You can't have modern C4I systems without data links. Note that a lot of what was implemented was not actually "The internet" as we know it, though there was lots of commercial DIA, there's plenty of ways to use two-way satellite capacity for entirely private networks.
The above was a firm rule and ground truth even 15-17 years ago, in the latter stages of the conflict (before the US lost political will to continue in 2021, Thanks, Trump and Pompeo and Biden...) data links for anything military related were even more crucial.
Portable battery packs and generators, or power on sometimes, but not all the time would be normal.
Same with internet/ISP connections.
Cellphone towers and WiFi would usually work, unless there is a big offensive going on at the time, etc.
That means a lot of the less severe stuff is worth talking about too.
+ Shared physical infra Trans-oceanic cables being the most fragile. However, the risk here would not immediately be of the power-food-shelter variety. Satellite-based comms will potentially add resiliency. Intra-region (depending on the region), there is less fragility (more independent fibers), and emergency tactics such as P2P mesh networks aided by swarms of drones, balloons, satellites becomes interesting.
+ Shared software infra Because my network talks to your network, and/or leverages common (or at least sometimes cascading) structures like DNS, NTP, shared BGP routing tables, what risks do I have? How could I mitigate them proactively? What would I do in an emergency which wouldn't have worse consequences (trade-offs are fine)? This category of risks can be difficult in that the events might not be obvious at first (unlike most physical infra events), but that could make it worse...
It's NOT that the Internet specifically was designed or intended for this, it was a research network. The pre-existing AT&T Long Lines network which carried telephone traffic around the US48 states also carried the DoD's AUTOVON network data links for their own phone system, and data links between things like SAGE direction centers.
Many of the cold war era hardened AT&T Long Lines bunkers, underground sites, special buried mountaintop sites and such all pre-date the earliest days of the ARPANET.
There's mountain top long lines sites out there now that couldn't be duplicated for less than $50 million. Money was thrown at this in quite a profligate manner - same as money was spent on various early generations of ICBMs, strategic air command 24x7x365 standby and patrols, the DEW line, and such.
In the era before inter-city singlemode fiber optic cables were a real operational reality these places were absolutely crucial.
The data links between sites in many cases rode on top of these networks in the earliest days of IP.

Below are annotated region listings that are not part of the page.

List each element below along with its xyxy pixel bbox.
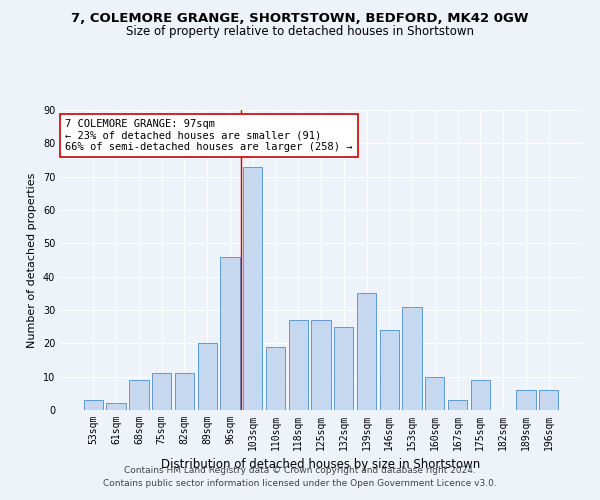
Bar: [425, 376, 445, 410]
Bar: [334, 326, 353, 410]
Bar: [129, 380, 149, 410]
Y-axis label: Number of detached properties: Number of detached properties: [27, 172, 37, 348]
Text: Size of property relative to detached houses in Shortstown: Size of property relative to detached ho…: [126, 25, 474, 38]
Bar: [175, 374, 194, 410]
Bar: [197, 344, 217, 410]
Bar: [243, 166, 262, 410]
Text: Contains HM Land Registry data © Crown copyright and database right 2024.
Contai: Contains HM Land Registry data © Crown c…: [103, 466, 497, 487]
Bar: [380, 330, 399, 410]
Bar: [539, 390, 558, 410]
Bar: [266, 346, 285, 410]
X-axis label: Distribution of detached houses by size in Shortstown: Distribution of detached houses by size …: [161, 458, 481, 471]
Text: 7, COLEMORE GRANGE, SHORTSTOWN, BEDFORD, MK42 0GW: 7, COLEMORE GRANGE, SHORTSTOWN, BEDFORD,…: [71, 12, 529, 26]
Bar: [516, 390, 536, 410]
Text: 7 COLEMORE GRANGE: 97sqm
← 23% of detached houses are smaller (91)
66% of semi-d: 7 COLEMORE GRANGE: 97sqm ← 23% of detach…: [65, 119, 353, 152]
Bar: [84, 400, 103, 410]
Bar: [152, 374, 172, 410]
Bar: [106, 404, 126, 410]
Bar: [403, 306, 422, 410]
Bar: [311, 320, 331, 410]
Bar: [289, 320, 308, 410]
Bar: [357, 294, 376, 410]
Bar: [470, 380, 490, 410]
Bar: [220, 256, 239, 410]
Bar: [448, 400, 467, 410]
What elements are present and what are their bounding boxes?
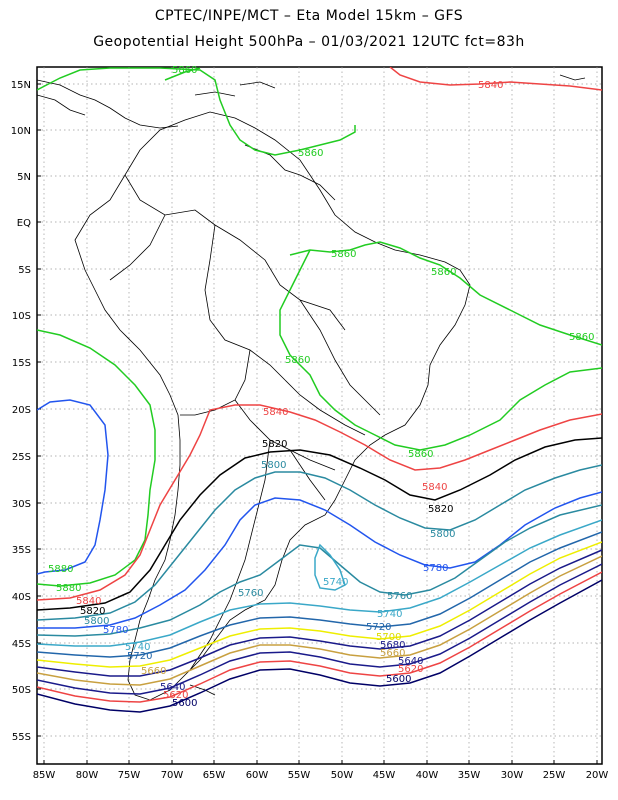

But this article kinda opens the possibility of world war taking place entirely in the data/communications realm.
1. There can be nuclear combatants but the fighting is primarily on the soil of non-nuclear countries.
2. Because of #1, the war more like World War 1 than in World War 2: some sort of peace treaty that doesn't stipulate unconditional surrender. There is no regime change nor post-war occupation of nuclear powers.
3. There is an unprecedently high level of communication between the nuclear combatants as both sides try to reassure the other that they aren't going to unilaterally launch nukes (there may be nuclear brinksmanship in public though as propaganda tool. Backchannels will be all about nuclear deescalation)
I suppose a regime change can come from within, as a consequence of a lost war and economic hardships. I suppose Russia has a fair chance to experience just that, once it loses.